Healthy Living

A Positive Mind: Using Your Mental Health Experiences To Help Others

There are more people than ever before battling mental health problems, and the numbers are expected to rise over the forthcoming decades. While it can be tough to look at these types of conditions with a positive aspect, there are some good things that can come from them. If you’ve successfully overcome one of the many mental health problems that plague society, you’ll be able to use your experiences to help the others who are in the same position as you once were. Below, we take a look at how you can use the dark times of your life and turn them into something positive.

Opening Up

We’ve come along way as a society with how we talk about the problems of the mind, but we can always do more.

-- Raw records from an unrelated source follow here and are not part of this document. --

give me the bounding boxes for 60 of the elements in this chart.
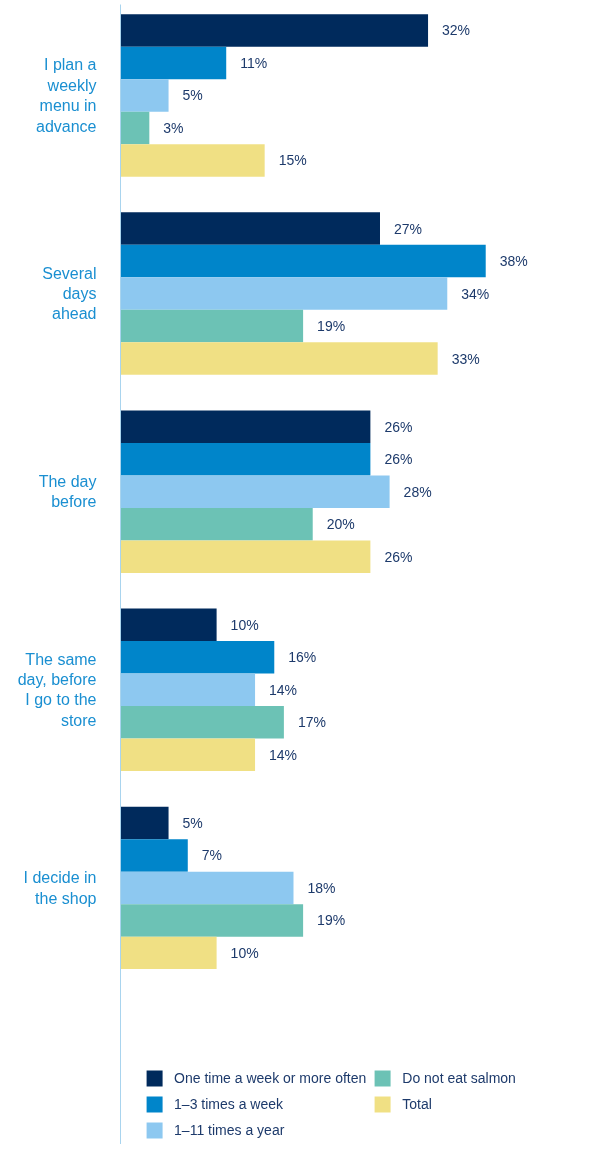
data-label: 15%: [278, 152, 307, 169]
bar: [120, 442, 371, 476]
legend-label: Total: [402, 1096, 432, 1112]
bar: [120, 904, 304, 937]
data-label: 19%: [317, 912, 346, 929]
bar: [120, 706, 284, 739]
data-label: 33%: [451, 350, 480, 367]
data-label: 10%: [230, 616, 259, 633]
bar: [120, 738, 256, 771]
bar: [120, 608, 217, 642]
y-tick-label: Several days ahead: [42, 264, 97, 323]
bar: [120, 410, 371, 443]
data-label: 14%: [269, 681, 298, 698]
bar: [120, 475, 390, 508]
bar: [120, 46, 227, 80]
bar: [120, 641, 275, 674]
data-label: 28%: [403, 483, 432, 500]
data-label: 14%: [269, 746, 298, 763]
bar: [120, 936, 217, 970]
y-tick-label: I decide in the shop: [23, 869, 97, 907]
data-label: 27%: [394, 220, 423, 237]
data-label: 5%: [182, 814, 203, 831]
bar: [120, 111, 150, 145]
y-tick-label: The day before: [38, 472, 97, 511]
bar: [120, 839, 188, 872]
legend-label: One time a week or more often: [174, 1070, 367, 1086]
bar: [120, 14, 429, 47]
data-label: 17%: [297, 714, 326, 731]
legend-label: 1–3 times a week: [174, 1096, 284, 1112]
legend-label: Do not eat salmon: [402, 1070, 516, 1086]
data-label: 38%: [499, 253, 528, 270]
data-label: 32%: [442, 22, 471, 39]
data-label: 16%: [288, 649, 317, 666]
y-tick-label: The same day, before I go to the store: [17, 650, 97, 729]
data-label: 11%: [240, 54, 268, 71]
bar: [120, 309, 304, 343]
y-tick-label: I plan a weekly menu in advance: [36, 56, 97, 135]
data-label: 20%: [326, 516, 355, 533]
bar: [120, 871, 294, 905]
legend-label: 1–11 times a year: [174, 1122, 285, 1138]
bar: [120, 342, 438, 375]
data-label: 26%: [384, 451, 413, 468]
data-label: 34%: [461, 285, 490, 302]
bar: [120, 507, 313, 541]
bar: [120, 212, 380, 245]
data-label: 7%: [201, 847, 223, 864]
data-label: 26%: [384, 548, 413, 565]
bar: [120, 79, 169, 112]
bar: [120, 673, 256, 707]
bar: [120, 806, 169, 840]
data-label: 26%: [384, 418, 413, 435]
data-label: 3%: [163, 119, 184, 136]
data-label: 18%: [307, 879, 336, 896]
bar: [120, 144, 265, 177]
bar: [120, 277, 448, 310]
data-label: 5%: [182, 87, 203, 104]
bar: [120, 244, 486, 278]
data-label: 19%: [317, 318, 346, 335]
data-label: 10%: [230, 944, 259, 961]
bar: [120, 540, 371, 573]
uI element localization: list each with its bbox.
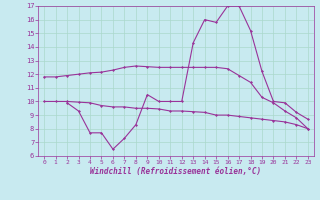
X-axis label: Windchill (Refroidissement éolien,°C): Windchill (Refroidissement éolien,°C) (91, 167, 261, 176)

If you’ve suffered from depression, anxiety, or one of the many other common mental health issues, one of the best – and most powerful – things you can do is open up about your experiences with other people. There’s no shame in battling mental problems; it’s the opposite, in fact. You’ve overcome difficulties, and knowing that there’s an escape route will give others the encouragement they need to overcome their own demons.

Be Sensitive To Others

Once you’ve suffered from problems yourself, you become all too aware that everybody else on the planet has things they’re struggling with or insecure about. You might have hidden your problems under a facade that everything, on the surface, is all good and well. If you encounter people who annoy you or you think aren’t acting in the right way, be kind to them. They might be suffering from problems that you could never know about, and your act of kindness might really help them move forward.

Going Professional

What people with mental health problems need is someone with experience to talk to, and to help them cope with their conditions. If you’ve had problems, then you’re a perfect candidate for working with people in a professional capacity. Study for an online psychology degree, and you’ll be able to become a counsellor, social worker, correctional treatment specialist, or any of the other professions that help others. You’ll likely have received help from other people on your quest to becoming mentally healthy; by making helping others your career, you’ll be able to pay that help forward…while getting paid.

If you don’t want to go ahead and get a degree for yourself, you could always talk about your experiences with a dual diagnosis treatment center and put them onto the right people. You don’t have to be the professional that helps others, but you can definitely recommend professional services that you have had past experiences with. Your experience will matter in the same way people turn to their friends and family for vacation ideas. If you have been helped, then you can use your experience to help other people and that will make a difference to them in the long term. Don’t be afraid to share where you got the help; you’ll be the guiding hand your friends or loved ones need.

Sharing Coping Tools

If you don’t want to open up about your experiences in a direct way, then you can help others in other ways. You’ll have picked up a lot of coping tools over the years, such as simple things that can improve mental well-being, such as being outdoors, exercising, finding a passion, eating well, and the like. Not everybody knows the things that can give our brains a positive boost. By writing blogs, ebooks, or having a YouTube channel or podcast, you can share the things that not only minimise the symptoms of mental health problems but also bring long-term happiness.

Starting Your Own Organisation

There are a lot of resources that people with mental health problems can use, but there can always be more. Some organisations are too general when what’s really needed is a specific approach to help people in unique circumstances. For example, if you fell into a depression following the loss of your job, you could start a local organisation that focuses on people who have lost their jobs. It’s easier to think to start your own organisation, and it’ll be of real use to people; if you’ve lived through something specific, then the chances are high that someone else has to.

Campaigning For Change

Scientists are still pretty hazy when it comes to figuring out what exactly causes mental health problems, though they do have some ideas. While you can’t campaign to change the genetics of a person, you can use people power to campaign against the social and political issues that can cause people to fall into mental health problems. For example, if access to outdoor spaces is being reduced, then that’s something you can advocate to change.


Helping people who are suffering from mental health problems is good, of course, but don’t forget about the people who don’t understand what it’s like. In many ways, there is a stigma against these problems because the general public isn’t educated on what it’s like. You can make a difference on a day to day basis by teaching the people you encounter. People who are mentally well will only begin to learn what it’s like if they’re taught by people who have lived through it before.

Small Victories

We’re presented with opportunities to do good all the time, we just very often neglect to take advantage of these opportunities. If you do what you when, when you can, then it’ll help make the world a better place. If you suspect a friend, family member, colleague, or anybody else is going through a difficult time, then make sure they know you’re there to chat with them if they need to talk. While doing the big stuff can have a hugely beneficial impact on the world, it’s very often the small details that matter most.

Being the Best You Can Be

It sounds like a cliche, but being the best you can be might just be the most important thing you can do. Just because you’ve overcome your problems once before, doesn’t mean they won’t come back. You should be doing all the things that you know contributes to your mental well-being. Once you’re in a good place, you’ll be able to push on and do amazing things. When others see what you’re doing, they’ll be inspired to know that suffering from a mental condition doesn’t mean you can’t do big things in life.


The majority of life is about our attitude to our setbacks, not the setbacks themselves. If you’ve overcome your problems, use your experiences to help others. You never know just how valuable your words of wisdom might be to a person in the middle of a mental health episode.